There are lots of ways to get promoted. Hard work, diligence, nepotism... But at some companies, not even having a relative in a senior position is worth much when it comes to climbing up the ranks. (See also: 12 Unique Ways to Score a Job Interview)
Read on for three of the quirkiest, most inventive promotion methods you've ever heard of. They're anything but run of the mill.
Seven years ago a team of Google's senior-most data crunchers set out to create a mathematical equation to determine who got promoted and when. "We wanted analytics to spit out our people decisions," says Google VP of People Analytics Prasad Setty. Previously, the company's top dogs would gather for several days at a hotel where they would scour performance reviews and ultimately hand out promotions to those employees they concluded were most deserving. It was an exhausting and time-consuming process, one that Google executives believed big data could accomplish more efficiently. And so the fate of thousands of employees was entrusted to an algorithm.
Turns out, people didn't like that much. "We thought that these people who lived in the world of search and ads algorithms all day long would love this," Setty says. But when the algorithm was presented to Google's hiring committees, they were completely unreceptive. They simply didn't think an algorithm could replace the consideration and care that goes into human resources decisions. And so, after much debate, Google executives agreed that people should make people decisions. Data still contributes to Google's promotions processes, but it's people that are at the reigns.
It seems robots won't be taking over for human resources managers anytime soon.
Organizations would be more efficient if they promoted people at random. That's the counterintuitive conclusion arrived at by three Italian researchers who were awarded the 2010 Ig Nobel prize in management for their research. Their work is based on the Peter Principle, the idea that merit-based promotion results in many people assuming positions that exceed their level of competency. To fix this problem, the researchers simply removed merit from the equation. What they found is that when people win promotions by lottery, the entire organization performs better. Yes, we know it sounds crazy, but these researchers did the math to back it up.
What the Italians didn't consider, however, is the reaction of employees when informed by management that when it comes to future promotions, their hard work and accomplishments won't be considered. (We predict the scene would be something just short of the apocalypse.)
Proteus International weighs a person's sense of humor when making hiring and promotion decisions, according to founding partner Erika Andersen. "Last year we had two final candidates for an admin job in our company; both looked great on paper, and their phone interviews had been positive," she writes in an explainer on Forbes. "We then had both candidates do an in-person 'inbox simulation' — in effect, a couple of hours doing tasks and interactions he or she would do on the job. So both people came into the office and spent a couple of hours with us. It quickly became very clear which person we wanted. A key difference: One candidate had a sense of humor, while the other was almost completely humorless."

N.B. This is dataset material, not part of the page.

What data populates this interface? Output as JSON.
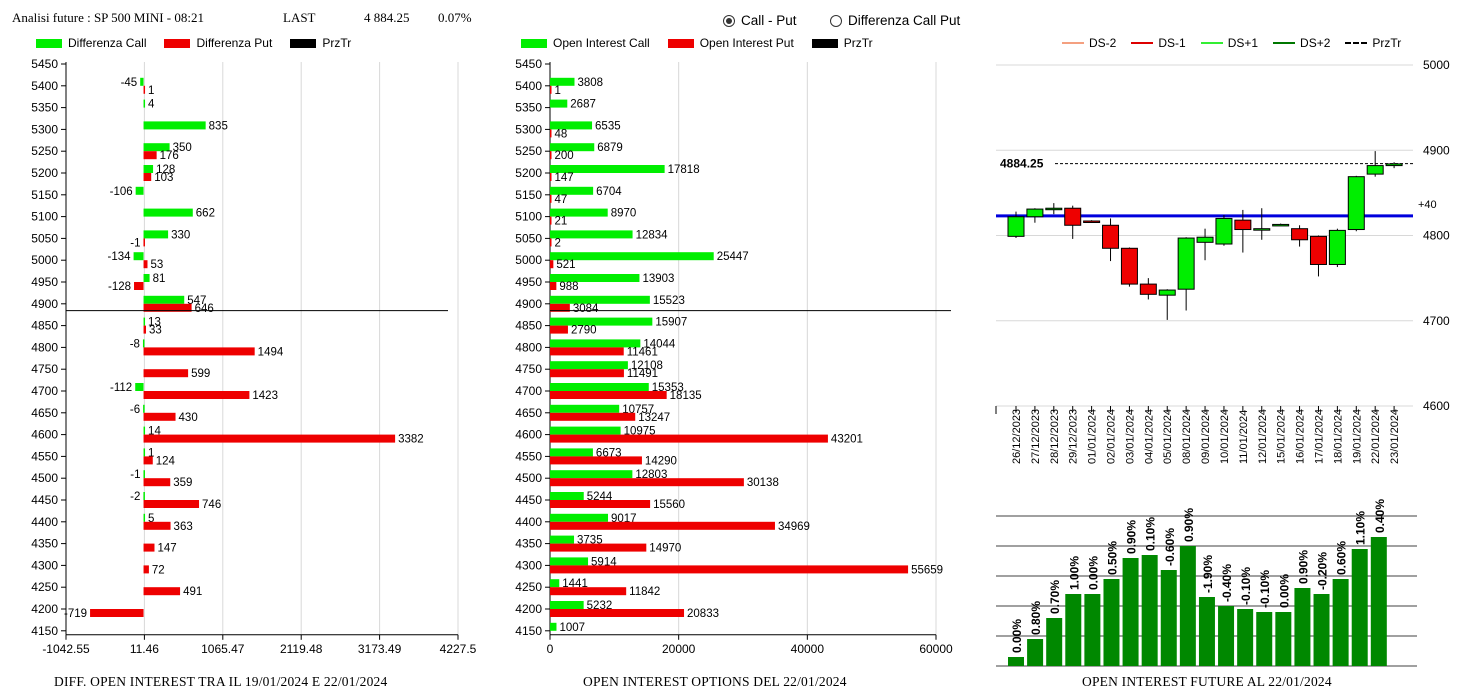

It wasn't that the chosen candidate told jokes; rather, she was quick-witted and funny in an understated sort of way. Andersen explains, "When I said, 'You're a native New Yorker? I don't meet many of those,' she replied, 'Yeah, I know more people in New York who are from other countries than from other boroughs.'" Nothing worthy of an SNL performance, but it's the kind of clever and light-hearted remark that makes a person generally pleasant to be around.
As it turns out, humor is valued by executives far beyond the boardroom at Proteus International. A recent survey by Robert Half Finance found that 79% of chief financial officers believe an employee's sense of humor plays an important role in how well they fit in with the company's corporate culture. Many of those surveyed also said they believe a person with a sense of humor produces better work.
What's the strangest way you've been promoted?